CHANGES TO THIS NOTICE

We reserve the right to change this notice, and to make the revised or changed notice effective for medical information we already have about you as well as any information we receive in the future. {If a direct care provider – We will post the current notice at our location(s) with its effective date in the top right hand corner. You are entitled to a copy of the notice currently in effect. We will inform you of any significant changes to this Notice. This may be through our newsletter, a sign prominently posted at our location(s), a notice posted on our web site or other means of communication.

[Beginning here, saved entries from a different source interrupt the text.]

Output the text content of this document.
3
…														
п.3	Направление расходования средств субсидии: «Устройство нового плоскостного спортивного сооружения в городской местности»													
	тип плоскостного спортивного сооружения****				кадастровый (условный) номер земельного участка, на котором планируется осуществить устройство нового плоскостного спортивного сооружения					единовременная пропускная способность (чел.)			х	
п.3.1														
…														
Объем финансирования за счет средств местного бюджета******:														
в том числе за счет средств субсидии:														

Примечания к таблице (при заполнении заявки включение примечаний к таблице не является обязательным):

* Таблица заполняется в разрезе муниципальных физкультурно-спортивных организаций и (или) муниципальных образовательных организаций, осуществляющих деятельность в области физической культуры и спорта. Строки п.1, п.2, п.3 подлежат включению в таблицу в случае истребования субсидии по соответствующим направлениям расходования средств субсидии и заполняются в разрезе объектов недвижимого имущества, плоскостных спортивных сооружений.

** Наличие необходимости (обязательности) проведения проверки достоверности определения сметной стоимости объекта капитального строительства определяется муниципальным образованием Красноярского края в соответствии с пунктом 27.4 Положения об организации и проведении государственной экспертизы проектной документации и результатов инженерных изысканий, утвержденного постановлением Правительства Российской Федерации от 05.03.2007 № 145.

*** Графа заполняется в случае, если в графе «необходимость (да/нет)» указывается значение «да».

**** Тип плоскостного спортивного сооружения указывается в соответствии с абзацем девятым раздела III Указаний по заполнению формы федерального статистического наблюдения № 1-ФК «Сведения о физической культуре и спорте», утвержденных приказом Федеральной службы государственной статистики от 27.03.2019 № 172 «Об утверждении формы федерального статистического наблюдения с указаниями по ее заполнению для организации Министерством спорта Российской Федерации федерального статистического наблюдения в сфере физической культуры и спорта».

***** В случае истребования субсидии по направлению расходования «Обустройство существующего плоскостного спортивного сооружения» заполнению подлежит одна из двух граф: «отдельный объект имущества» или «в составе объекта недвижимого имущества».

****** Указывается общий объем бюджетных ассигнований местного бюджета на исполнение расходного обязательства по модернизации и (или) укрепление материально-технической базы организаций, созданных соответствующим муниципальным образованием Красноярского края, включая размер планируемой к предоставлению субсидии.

BREACH OF HEALTH INFORMATION

We will inform you if there is a breach of your unsecured health information.

COMPLAINTS

If you believe your privacy rights have been violated, you may file a complaint with our office or with the Secretary of the Department of Health and Human Services at: Office for Civil Rights Region X-Seattle (Alaska, Idaho, Oregon, Washington) Linda Yuu Connor, Regional Manager Office for Civil Rights U.S. Department of Health and Human Services 2201 Sixth Avenue – M/S: RX-11 Seattle, WA 98121-1831 To file a complaint with Alton S. Rossman, OD, contact our office at 5250 Commercial Street, SE, Salem, OR 97306. You will not be penalized for filing a complaint.